English
An auxiliary lemma for the circle integral formula: under appropriate hypotheses, the integral ∮ (z − w)^{-1} f(z) dz equals (2πi) f(w).
Русский
Вспомогательная лемма для формулы окружного интеграла: при надлежащих предпосылках интеграл ∮ (z − w)^{-1} f(z) dz равен (2πi) f(w).
LaTeX
$$$\\oint_{z\\in C(c,R)} (z-w)^{-1} \\cdot f(z) \\, dz = (2 \\pi i) \\cdot f(w)$$$
Lean4
/-- **Cauchy integral formula**: if `f : ℂ → E` is continuous on a closed disc of radius `R` and is
complex differentiable at all but countably many points of its interior, then for any `w` in this
interior we have $\oint_{|z-c|=R}(z-w)^{-1}f(z)\,dz=2πif(w)$.
-/
theorem circleIntegral_sub_inv_smul_of_differentiable_on_off_countable {R : ℝ} {c w : ℂ} {f : ℂ → E} {s : Set ℂ}
(hs : s.Countable) (hw : w ∈ ball c R) (hc : ContinuousOn f (closedBall c R))

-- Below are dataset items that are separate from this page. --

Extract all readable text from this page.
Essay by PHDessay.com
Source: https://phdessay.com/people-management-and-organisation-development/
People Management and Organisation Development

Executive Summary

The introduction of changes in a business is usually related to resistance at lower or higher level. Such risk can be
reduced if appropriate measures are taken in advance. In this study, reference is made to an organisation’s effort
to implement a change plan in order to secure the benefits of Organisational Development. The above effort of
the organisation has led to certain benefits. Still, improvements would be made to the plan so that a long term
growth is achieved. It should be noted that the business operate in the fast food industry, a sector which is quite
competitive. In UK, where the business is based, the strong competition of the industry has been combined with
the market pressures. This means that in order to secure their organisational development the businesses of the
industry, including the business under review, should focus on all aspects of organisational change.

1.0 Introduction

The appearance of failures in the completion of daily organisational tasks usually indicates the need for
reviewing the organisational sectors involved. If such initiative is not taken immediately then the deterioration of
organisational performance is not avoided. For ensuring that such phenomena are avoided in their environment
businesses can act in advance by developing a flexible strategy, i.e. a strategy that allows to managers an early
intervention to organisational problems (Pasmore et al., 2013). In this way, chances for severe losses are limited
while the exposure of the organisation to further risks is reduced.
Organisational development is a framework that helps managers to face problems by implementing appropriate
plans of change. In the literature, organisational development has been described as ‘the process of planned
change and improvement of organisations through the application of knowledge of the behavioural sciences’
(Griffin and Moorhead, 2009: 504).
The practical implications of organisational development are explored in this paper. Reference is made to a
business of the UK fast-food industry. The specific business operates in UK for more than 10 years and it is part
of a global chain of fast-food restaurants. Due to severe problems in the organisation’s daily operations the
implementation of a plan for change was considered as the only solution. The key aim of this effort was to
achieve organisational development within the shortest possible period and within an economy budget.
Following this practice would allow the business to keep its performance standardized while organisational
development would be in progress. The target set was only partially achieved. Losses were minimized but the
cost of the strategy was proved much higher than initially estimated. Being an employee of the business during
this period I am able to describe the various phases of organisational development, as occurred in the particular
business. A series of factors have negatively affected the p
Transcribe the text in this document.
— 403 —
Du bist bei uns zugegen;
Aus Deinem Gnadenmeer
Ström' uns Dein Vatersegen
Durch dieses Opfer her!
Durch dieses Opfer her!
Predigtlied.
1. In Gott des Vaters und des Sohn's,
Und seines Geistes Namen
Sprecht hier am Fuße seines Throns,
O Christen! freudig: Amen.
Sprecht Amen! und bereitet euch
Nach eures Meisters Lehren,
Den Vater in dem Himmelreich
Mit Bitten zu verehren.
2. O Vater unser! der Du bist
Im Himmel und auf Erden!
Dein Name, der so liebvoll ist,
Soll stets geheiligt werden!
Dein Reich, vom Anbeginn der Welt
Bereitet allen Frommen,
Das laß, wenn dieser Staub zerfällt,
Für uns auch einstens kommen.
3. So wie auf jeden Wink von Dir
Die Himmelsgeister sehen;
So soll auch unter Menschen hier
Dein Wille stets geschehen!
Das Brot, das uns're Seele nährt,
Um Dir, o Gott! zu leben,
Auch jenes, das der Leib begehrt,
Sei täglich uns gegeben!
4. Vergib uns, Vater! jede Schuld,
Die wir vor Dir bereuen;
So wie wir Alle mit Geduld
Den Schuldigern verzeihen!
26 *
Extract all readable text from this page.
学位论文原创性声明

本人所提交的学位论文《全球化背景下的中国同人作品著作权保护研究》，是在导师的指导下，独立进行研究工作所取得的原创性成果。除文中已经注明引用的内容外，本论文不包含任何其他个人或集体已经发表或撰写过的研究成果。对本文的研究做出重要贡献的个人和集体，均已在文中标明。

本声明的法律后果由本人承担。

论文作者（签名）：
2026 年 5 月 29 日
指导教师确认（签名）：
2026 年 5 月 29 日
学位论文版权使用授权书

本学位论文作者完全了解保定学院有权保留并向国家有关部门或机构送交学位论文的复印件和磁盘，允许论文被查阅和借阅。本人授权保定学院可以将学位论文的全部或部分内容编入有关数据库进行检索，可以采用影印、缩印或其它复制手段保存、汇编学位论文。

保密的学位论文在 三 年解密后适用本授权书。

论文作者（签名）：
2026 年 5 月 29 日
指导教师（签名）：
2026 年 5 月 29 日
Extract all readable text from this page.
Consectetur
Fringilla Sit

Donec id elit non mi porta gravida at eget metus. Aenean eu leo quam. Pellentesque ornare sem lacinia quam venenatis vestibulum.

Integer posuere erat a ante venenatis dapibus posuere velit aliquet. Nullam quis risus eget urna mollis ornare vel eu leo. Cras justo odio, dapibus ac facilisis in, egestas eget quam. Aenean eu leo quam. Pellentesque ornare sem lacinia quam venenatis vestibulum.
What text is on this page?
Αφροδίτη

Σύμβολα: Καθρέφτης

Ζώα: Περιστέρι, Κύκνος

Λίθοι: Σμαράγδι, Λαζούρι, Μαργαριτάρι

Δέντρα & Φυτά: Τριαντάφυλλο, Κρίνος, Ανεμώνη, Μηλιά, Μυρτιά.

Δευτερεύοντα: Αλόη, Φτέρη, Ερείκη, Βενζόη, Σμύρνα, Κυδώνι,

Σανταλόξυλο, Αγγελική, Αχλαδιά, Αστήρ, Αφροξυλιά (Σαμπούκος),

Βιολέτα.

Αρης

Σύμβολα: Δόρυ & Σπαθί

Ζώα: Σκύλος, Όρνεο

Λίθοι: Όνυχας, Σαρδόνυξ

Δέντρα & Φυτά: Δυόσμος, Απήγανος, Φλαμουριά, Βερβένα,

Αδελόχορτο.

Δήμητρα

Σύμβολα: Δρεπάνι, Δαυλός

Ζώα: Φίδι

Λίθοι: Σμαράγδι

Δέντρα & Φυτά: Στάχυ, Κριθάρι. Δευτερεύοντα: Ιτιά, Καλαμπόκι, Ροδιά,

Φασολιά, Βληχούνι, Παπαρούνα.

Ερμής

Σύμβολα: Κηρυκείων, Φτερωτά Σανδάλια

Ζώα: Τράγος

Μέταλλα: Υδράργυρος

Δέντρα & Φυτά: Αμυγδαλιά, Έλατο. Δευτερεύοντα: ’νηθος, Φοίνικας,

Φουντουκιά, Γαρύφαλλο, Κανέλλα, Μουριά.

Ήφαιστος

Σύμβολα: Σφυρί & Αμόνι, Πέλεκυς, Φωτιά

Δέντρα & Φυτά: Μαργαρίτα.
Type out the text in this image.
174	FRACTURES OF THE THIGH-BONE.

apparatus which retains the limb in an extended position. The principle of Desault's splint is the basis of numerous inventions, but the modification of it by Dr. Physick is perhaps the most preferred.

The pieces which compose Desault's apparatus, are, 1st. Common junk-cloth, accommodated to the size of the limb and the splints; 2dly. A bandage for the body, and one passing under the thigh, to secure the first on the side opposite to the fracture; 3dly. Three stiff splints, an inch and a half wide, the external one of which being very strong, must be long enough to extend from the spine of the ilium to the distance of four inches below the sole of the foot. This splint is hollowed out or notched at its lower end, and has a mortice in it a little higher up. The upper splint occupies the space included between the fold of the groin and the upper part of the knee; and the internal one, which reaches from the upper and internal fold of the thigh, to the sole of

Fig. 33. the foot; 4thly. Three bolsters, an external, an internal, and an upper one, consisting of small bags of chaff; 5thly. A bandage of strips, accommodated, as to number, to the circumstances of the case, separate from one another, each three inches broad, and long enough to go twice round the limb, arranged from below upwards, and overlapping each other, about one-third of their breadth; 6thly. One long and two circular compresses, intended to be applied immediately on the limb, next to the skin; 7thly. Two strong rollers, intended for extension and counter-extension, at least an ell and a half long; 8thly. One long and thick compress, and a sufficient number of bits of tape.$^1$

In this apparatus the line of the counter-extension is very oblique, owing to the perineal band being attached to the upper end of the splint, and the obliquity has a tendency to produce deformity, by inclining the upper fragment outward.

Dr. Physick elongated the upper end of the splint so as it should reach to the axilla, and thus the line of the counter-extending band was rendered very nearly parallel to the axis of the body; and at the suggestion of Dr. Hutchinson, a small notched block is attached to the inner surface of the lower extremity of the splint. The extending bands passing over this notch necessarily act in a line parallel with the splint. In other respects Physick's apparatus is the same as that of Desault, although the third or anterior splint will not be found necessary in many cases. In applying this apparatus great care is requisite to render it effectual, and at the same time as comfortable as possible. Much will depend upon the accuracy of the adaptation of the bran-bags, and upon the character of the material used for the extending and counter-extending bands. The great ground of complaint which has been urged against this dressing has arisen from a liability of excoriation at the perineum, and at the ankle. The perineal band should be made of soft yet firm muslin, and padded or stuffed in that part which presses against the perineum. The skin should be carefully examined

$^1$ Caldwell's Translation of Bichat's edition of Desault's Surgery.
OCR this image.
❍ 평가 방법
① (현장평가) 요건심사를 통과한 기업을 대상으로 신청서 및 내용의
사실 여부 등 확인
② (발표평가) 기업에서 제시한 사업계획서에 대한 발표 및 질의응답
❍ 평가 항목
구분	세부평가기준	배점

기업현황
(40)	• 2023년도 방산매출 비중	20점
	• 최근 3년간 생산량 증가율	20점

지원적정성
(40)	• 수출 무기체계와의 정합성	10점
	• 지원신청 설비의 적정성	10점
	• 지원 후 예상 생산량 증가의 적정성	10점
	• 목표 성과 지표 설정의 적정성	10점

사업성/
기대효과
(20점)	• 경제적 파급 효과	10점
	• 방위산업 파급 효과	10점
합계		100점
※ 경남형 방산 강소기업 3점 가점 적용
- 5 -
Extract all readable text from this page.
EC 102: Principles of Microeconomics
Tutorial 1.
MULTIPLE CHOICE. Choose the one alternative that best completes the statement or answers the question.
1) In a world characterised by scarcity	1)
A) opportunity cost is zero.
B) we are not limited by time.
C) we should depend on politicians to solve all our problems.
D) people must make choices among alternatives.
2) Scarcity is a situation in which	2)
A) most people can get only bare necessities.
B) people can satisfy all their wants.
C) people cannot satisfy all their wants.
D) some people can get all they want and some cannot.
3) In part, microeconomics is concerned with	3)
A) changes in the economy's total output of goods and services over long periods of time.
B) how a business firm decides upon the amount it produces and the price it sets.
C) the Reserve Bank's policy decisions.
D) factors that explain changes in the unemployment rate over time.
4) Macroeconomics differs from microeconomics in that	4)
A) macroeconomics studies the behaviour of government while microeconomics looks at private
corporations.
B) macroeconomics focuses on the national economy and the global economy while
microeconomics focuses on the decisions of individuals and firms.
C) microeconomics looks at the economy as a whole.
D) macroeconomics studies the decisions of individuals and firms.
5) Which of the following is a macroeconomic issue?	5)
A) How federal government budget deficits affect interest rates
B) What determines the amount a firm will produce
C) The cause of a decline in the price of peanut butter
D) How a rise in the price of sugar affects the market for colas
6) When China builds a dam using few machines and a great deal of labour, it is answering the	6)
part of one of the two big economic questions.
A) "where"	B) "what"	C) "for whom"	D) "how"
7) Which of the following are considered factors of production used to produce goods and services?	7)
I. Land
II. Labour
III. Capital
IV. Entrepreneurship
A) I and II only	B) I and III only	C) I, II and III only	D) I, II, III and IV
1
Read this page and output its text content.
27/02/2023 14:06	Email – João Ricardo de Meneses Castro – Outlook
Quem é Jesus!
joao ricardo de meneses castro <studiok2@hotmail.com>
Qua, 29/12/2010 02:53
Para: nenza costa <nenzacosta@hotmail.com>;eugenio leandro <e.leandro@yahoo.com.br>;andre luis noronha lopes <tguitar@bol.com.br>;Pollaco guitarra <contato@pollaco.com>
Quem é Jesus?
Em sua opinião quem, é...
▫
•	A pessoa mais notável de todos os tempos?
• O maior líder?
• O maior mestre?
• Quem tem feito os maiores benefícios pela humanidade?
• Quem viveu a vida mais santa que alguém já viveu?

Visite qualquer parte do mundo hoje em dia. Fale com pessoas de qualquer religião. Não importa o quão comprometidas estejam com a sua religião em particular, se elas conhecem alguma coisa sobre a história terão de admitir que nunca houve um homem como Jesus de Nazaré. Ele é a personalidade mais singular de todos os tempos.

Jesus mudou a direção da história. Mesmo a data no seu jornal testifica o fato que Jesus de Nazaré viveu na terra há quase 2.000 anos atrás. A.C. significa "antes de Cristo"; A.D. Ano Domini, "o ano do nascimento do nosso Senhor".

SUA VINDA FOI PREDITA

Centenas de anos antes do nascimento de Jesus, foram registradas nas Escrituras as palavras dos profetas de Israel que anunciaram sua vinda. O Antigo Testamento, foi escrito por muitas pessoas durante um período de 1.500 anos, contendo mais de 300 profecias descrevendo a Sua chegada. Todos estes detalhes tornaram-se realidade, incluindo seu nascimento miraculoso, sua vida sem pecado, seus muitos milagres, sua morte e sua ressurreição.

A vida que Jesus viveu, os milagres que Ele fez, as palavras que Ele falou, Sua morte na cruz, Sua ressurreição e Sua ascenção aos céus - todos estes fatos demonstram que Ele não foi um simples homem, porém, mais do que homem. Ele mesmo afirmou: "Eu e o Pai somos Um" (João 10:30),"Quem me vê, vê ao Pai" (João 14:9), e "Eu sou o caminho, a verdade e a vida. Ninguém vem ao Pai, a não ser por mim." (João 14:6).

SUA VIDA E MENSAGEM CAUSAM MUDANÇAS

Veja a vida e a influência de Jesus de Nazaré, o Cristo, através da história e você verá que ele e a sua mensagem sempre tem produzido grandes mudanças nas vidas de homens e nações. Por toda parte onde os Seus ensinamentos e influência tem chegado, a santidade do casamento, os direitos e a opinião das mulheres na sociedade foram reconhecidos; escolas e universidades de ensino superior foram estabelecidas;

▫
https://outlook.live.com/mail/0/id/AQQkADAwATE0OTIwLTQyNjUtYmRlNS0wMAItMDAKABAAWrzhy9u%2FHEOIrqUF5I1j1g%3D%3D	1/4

(hd : ∀ x ∈ ball c R \ s, DifferentiableAt ℂ f x) : (∮ z in C(c, R), (z - w)⁻¹ • f z) = (2 * π * I : ℂ) • f w :=
by
rw [← two_pi_I_inv_smul_circleIntegral_sub_inv_smul_of_differentiable_on_off_countable hs hw hc hd, smul_inv_smul₀]
simp [Real.pi_ne_zero, I_ne_zero]